Research

Every non-trivial optimisation in the format pipeline is grounded in a paper measured against a real corpus — 523 Claude Code sessions, 10,644 MCP tool responses from production traffic. The full source-of-truth (methods, datasets, reproducibility scripts) lives at docs/research/INDEX.md in the repo.

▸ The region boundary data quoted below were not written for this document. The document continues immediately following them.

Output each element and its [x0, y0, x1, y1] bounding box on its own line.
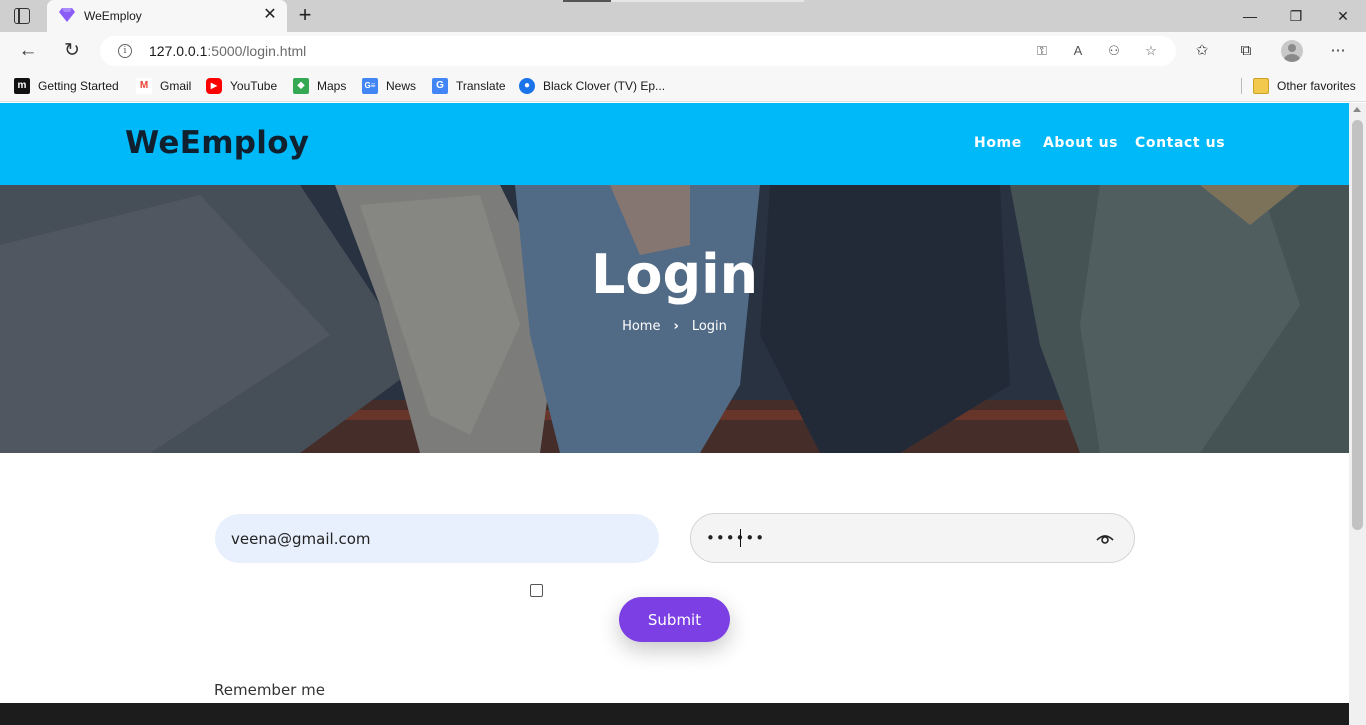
bookmarks-bar: m Getting Started M Gmail ▶ YouTube ⬥ Ma… — [0, 70, 1366, 102]
breadcrumb-current: Login — [691, 319, 727, 334]
back-icon[interactable]: ← — [17, 40, 39, 62]
folder-icon — [1253, 78, 1269, 94]
nav-about-us[interactable]: About us — [1043, 135, 1118, 151]
bookmark-youtube[interactable]: ▶ YouTube — [206, 77, 277, 95]
bookmark-translate[interactable]: G Translate — [432, 77, 506, 95]
bookmark-label: Getting Started — [38, 79, 119, 93]
bookmark-label: News — [386, 79, 417, 93]
favorites-icon[interactable]: ✩ — [1192, 41, 1212, 61]
email-field[interactable] — [215, 514, 659, 563]
scrollbar-thumb[interactable] — [1352, 120, 1363, 530]
site-footer — [0, 703, 1349, 725]
minimize-icon[interactable]: — — [1240, 6, 1260, 26]
maps-icon: ⬥ — [293, 78, 309, 94]
drag-indicator — [563, 0, 611, 2]
collections-icon[interactable]: ⧉ — [1236, 41, 1256, 61]
other-favorites-label: Other favorites — [1277, 79, 1356, 93]
share-icon[interactable]: ⚇ — [1106, 43, 1122, 59]
text-cursor — [740, 529, 741, 547]
other-favorites[interactable]: Other favorites — [1253, 77, 1356, 95]
site-header: WeEmploy Home About us Contact us — [0, 103, 1349, 185]
globe-icon: ● — [519, 78, 535, 94]
password-field[interactable] — [706, 514, 1086, 562]
hero-banner: Login Home › Login — [0, 185, 1349, 453]
address-bar[interactable]: i 127.0.0.1:5000/login.html ⚿ A ⚇ ☆ — [100, 36, 1176, 66]
bookmark-label: Translate — [456, 79, 506, 93]
bookmark-label: Maps — [317, 79, 347, 93]
site-info-icon[interactable]: i — [118, 44, 132, 58]
translate-icon: G — [432, 78, 448, 94]
tab-title: WeEmploy — [84, 9, 142, 23]
bookmark-news[interactable]: G≡ News — [362, 77, 416, 95]
show-password-eye-icon[interactable] — [1096, 530, 1114, 548]
gem-favicon-icon — [59, 8, 75, 22]
profile-avatar[interactable] — [1281, 40, 1303, 62]
url-text[interactable]: 127.0.0.1:5000/login.html — [149, 43, 306, 59]
remember-me-checkbox[interactable] — [530, 584, 543, 597]
reload-icon[interactable]: ↻ — [61, 40, 83, 62]
breadcrumb: Home › Login — [0, 319, 1349, 334]
gmail-icon: M — [136, 78, 152, 94]
more-menu-icon[interactable]: ⋯ — [1328, 41, 1348, 61]
bookmark-label: Black Clover (TV) Ep... — [543, 79, 666, 93]
bookmarks-divider — [1241, 78, 1242, 94]
remember-me-label: Remember me — [214, 681, 325, 699]
drag-indicator-track — [611, 0, 804, 2]
chevron-right-icon: › — [673, 319, 679, 334]
submit-button[interactable]: Submit — [619, 597, 730, 642]
nav-home[interactable]: Home — [974, 135, 1022, 151]
new-tab-icon[interactable]: + — [294, 4, 316, 27]
scroll-up-arrow-icon[interactable] — [1353, 107, 1361, 112]
bookmark-gmail[interactable]: M Gmail — [136, 77, 191, 95]
medium-icon: m — [14, 78, 30, 94]
restore-icon[interactable]: ❐ — [1286, 6, 1306, 26]
breadcrumb-home[interactable]: Home — [622, 319, 660, 334]
news-icon: G≡ — [362, 78, 378, 94]
bookmark-label: YouTube — [230, 79, 278, 93]
browser-tab[interactable]: WeEmploy ✕ — [47, 0, 287, 32]
bookmark-label: Gmail — [160, 79, 192, 93]
add-favorite-icon[interactable]: ☆ — [1143, 43, 1159, 59]
nav-contact-us[interactable]: Contact us — [1135, 135, 1225, 151]
youtube-icon: ▶ — [206, 78, 222, 94]
read-aloud-icon[interactable]: A — [1070, 43, 1086, 59]
window-close-icon[interactable]: ✕ — [1333, 6, 1353, 26]
login-form: Remember me — [0, 453, 1349, 703]
tab-actions-icon[interactable] — [14, 8, 30, 24]
password-field-wrapper[interactable] — [690, 513, 1135, 563]
page-title: Login — [590, 243, 759, 306]
tab-close-icon[interactable]: ✕ — [261, 6, 279, 24]
key-icon[interactable]: ⚿ — [1034, 43, 1050, 59]
browser-tab-bar: WeEmploy ✕ + — ❐ ✕ — [0, 0, 1366, 32]
bookmark-maps[interactable]: ⬥ Maps — [293, 77, 346, 95]
bookmark-black-clover[interactable]: ● Black Clover (TV) Ep... — [519, 77, 665, 95]
browser-toolbar: ← ↻ i 127.0.0.1:5000/login.html ⚿ A ⚇ ☆ … — [0, 32, 1366, 70]
page-scrollbar[interactable] — [1349, 103, 1366, 725]
bookmark-getting-started[interactable]: m Getting Started — [14, 77, 119, 95]
site-logo[interactable]: WeEmploy — [125, 125, 309, 161]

This page is a quick orientation.

Papers

#PaperStatusHeadline result
1TrimTree: priority-driven pagination — binary knapsack within a token budget, p₁ metricdraft (820-line full draft, all experiments complete)3.3× p₁ vs uniform on power-law data; FIFO baseline 35% replicated across 3 corpora; KV-cache pass on Sonnet 4.5 ≈ 40% input-side savings (66.5% hit rate)
2Format-adaptive tree encoding — multi-choice knapsack picking CSV / table / key:value per subtreedraftPer-call savings on the corpus: avg 69% on get_issues (top 92%), avg 26% on *_pipeline; ≥ 20% bucket hits 1.25% of all events but most calls of the shape-friendly endpoints
3 (theory · implementation)Context Enrichment Hypothesis + tool-aware knapsack with provider value modelsdraft (prefetch dispatcher merged in v0.22; production telemetry pending)Pearson r = −0.280 between chars_per_item and follow-up enrichment calls; thin issues (< 200 chars/item) → 43% of turns add a get_issue; rich (1.5 k–4 k) → 2%
4Dataset-as-context — large responses become queryable Parquet artefacts the LLM pulls fromdraft (early concept, no measurements yet)Hypothesised 60–80% additional savings on top of TrimTree; evaluation harness not yet built

Corpus baselines

These numbers ground every paper above (paper 1 §B):

  • get_merge_request_diffs — P90 = 35 k chars ≈ 10 k tokens, 28% of responses exceed an 8 k-token budget
  • get_epics — P90 = 43 k chars ≈ 12 k tokens, 37% exceed budget
  • After overflow, agents always produce a text response on the next turn — they never retry / paginate

Status

  • Paper 1 — complete draft, replicated across 3 corpora, lands in the next minor version.
  • Paper 2 — complete draft, lands in the next minor version (the format-adaptive encoder is already in the codebase under feature flag).
  • Paper 3 — prefetch dispatcher merged in v0.22; production telemetry pending.
  • Paper 4 — concept stage, no production code yet.

Notebooks & data

Reproducibility scripts and the corpus notebook are under docs/research/ in the repo (paper-1-repro, benchmarks, data, notebooks).